Technically speaking, black is a shade, color is a hue. Any color, if dark enough, becomes black. So, if the question was, "What shade are your sunglasses?", black would be a correct answer.
Physicists speak of the color spectrum, based on frequency alone, but it's very different from the "color wheel" which is dependent on human eye receptors. The rainbow exemplifies the physicists' color spectrum. Notice that it tends towards black at BOTH ends? It's not because there is no light, it's because humans can't see the far infrared and the high ultraviolet light. The color wheel, on the other hand, is based on the human eye's sensitivity to red, green, and blue light, so that it requires a 3D graph to plot out all the colors of the "color wheel". Because the relative strengths of red, green, and blue can be represented as a phase, this is the part where the "wheel" comes in. That is to say, very unlike the physicists' color spectrum, the hues form a cyclical wheel. Black is not on it, but would be at the center of it, if the radius is taken to represent brightness. If the radius is 0, then it's black.
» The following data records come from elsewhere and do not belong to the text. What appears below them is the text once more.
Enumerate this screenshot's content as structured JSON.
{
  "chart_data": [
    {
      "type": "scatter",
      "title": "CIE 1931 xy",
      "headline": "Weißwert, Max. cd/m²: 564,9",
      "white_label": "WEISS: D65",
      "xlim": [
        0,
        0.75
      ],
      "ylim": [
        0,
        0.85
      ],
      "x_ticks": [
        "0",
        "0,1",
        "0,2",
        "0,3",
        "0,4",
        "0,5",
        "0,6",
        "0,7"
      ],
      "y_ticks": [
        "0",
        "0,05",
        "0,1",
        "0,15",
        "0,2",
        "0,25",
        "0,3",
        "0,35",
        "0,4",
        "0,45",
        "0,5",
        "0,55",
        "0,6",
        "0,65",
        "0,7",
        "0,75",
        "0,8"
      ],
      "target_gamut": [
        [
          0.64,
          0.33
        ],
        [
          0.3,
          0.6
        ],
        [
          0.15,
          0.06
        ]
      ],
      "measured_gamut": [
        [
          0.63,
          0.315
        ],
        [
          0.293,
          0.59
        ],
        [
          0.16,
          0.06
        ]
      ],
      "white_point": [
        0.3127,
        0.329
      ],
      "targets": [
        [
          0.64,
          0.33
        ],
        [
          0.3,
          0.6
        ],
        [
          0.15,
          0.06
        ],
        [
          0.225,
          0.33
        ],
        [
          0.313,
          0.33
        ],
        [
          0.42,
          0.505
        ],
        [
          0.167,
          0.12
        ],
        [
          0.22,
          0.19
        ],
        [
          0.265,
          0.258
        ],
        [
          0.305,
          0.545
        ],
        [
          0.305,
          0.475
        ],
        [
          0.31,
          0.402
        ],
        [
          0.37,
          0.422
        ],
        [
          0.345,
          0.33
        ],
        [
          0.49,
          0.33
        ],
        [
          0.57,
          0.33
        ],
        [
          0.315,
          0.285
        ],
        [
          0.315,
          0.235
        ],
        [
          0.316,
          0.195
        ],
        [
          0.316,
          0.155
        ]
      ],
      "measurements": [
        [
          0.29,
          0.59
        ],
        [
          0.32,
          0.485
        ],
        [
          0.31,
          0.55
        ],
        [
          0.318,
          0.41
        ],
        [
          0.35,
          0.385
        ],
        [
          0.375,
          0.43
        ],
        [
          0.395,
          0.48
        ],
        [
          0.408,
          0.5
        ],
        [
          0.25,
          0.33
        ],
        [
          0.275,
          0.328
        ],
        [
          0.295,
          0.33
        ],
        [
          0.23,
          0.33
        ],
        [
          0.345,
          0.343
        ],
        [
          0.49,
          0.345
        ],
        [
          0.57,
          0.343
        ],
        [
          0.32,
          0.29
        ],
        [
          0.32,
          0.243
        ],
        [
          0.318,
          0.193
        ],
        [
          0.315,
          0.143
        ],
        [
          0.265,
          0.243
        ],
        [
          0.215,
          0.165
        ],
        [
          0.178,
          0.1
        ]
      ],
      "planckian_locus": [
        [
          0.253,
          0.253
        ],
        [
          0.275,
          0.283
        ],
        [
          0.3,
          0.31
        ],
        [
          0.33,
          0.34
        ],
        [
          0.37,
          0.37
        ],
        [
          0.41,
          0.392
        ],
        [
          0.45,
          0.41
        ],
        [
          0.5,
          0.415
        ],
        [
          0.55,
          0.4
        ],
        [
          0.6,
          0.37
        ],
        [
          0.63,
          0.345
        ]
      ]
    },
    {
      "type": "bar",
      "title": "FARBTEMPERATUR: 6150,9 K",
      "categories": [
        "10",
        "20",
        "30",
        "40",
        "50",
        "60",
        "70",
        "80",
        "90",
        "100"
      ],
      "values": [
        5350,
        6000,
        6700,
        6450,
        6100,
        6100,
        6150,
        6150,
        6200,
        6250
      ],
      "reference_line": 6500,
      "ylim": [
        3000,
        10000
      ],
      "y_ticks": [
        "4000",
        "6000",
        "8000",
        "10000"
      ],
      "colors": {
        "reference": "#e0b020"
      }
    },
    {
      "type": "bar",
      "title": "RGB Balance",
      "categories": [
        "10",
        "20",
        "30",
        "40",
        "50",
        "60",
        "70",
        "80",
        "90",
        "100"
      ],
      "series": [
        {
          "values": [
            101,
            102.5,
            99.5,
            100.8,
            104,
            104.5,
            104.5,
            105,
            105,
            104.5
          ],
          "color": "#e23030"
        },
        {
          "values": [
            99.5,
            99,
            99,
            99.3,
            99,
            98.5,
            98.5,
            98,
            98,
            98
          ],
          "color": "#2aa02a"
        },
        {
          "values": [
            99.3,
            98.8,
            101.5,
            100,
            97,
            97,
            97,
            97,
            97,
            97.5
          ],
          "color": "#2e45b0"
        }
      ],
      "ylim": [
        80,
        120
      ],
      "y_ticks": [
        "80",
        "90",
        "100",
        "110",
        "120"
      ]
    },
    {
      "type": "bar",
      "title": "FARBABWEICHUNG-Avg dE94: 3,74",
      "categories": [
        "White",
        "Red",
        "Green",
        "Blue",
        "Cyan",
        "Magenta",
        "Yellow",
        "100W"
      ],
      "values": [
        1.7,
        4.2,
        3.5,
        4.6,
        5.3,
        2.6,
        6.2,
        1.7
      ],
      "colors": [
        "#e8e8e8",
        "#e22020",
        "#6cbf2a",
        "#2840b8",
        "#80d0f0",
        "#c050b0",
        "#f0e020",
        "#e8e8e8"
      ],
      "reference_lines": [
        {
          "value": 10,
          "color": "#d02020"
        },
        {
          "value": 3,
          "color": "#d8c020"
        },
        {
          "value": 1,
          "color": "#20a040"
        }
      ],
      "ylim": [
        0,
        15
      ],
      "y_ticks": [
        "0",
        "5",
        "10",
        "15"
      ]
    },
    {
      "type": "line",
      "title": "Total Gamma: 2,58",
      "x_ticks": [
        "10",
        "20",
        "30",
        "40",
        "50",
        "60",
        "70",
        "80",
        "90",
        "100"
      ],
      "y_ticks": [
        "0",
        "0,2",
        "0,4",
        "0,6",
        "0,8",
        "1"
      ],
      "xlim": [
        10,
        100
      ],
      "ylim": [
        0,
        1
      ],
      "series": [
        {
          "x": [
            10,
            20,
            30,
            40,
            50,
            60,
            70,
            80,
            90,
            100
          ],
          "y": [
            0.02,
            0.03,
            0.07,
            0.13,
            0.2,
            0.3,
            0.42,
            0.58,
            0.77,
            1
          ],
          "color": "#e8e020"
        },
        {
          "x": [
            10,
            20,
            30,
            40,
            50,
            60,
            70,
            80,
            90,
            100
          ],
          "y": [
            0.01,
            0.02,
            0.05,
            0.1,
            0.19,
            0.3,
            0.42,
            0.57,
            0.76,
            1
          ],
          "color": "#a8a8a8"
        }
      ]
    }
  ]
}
There are more than one way to represent the "color space" of human vision. Another would be to use red, green, blue as axes of a 3D color plot, in which case black would be at the origin (0,0,0), while all "pure hues" which are 100% unsaturated would lie only on the planes formed by the axes. All the other colors in the R, G, B space would have some saturation, meaning a mixture of a pure hue and white (or more correctly, a neutral).
In the vernacular, any and all colors, hues, shades is called "a color", because it's something, isn't it? Don't we have color charts that show all the colors, including black and white? But the best painters are critically aware of the distinction between hue, shade, and saturation, it's their lifeblood.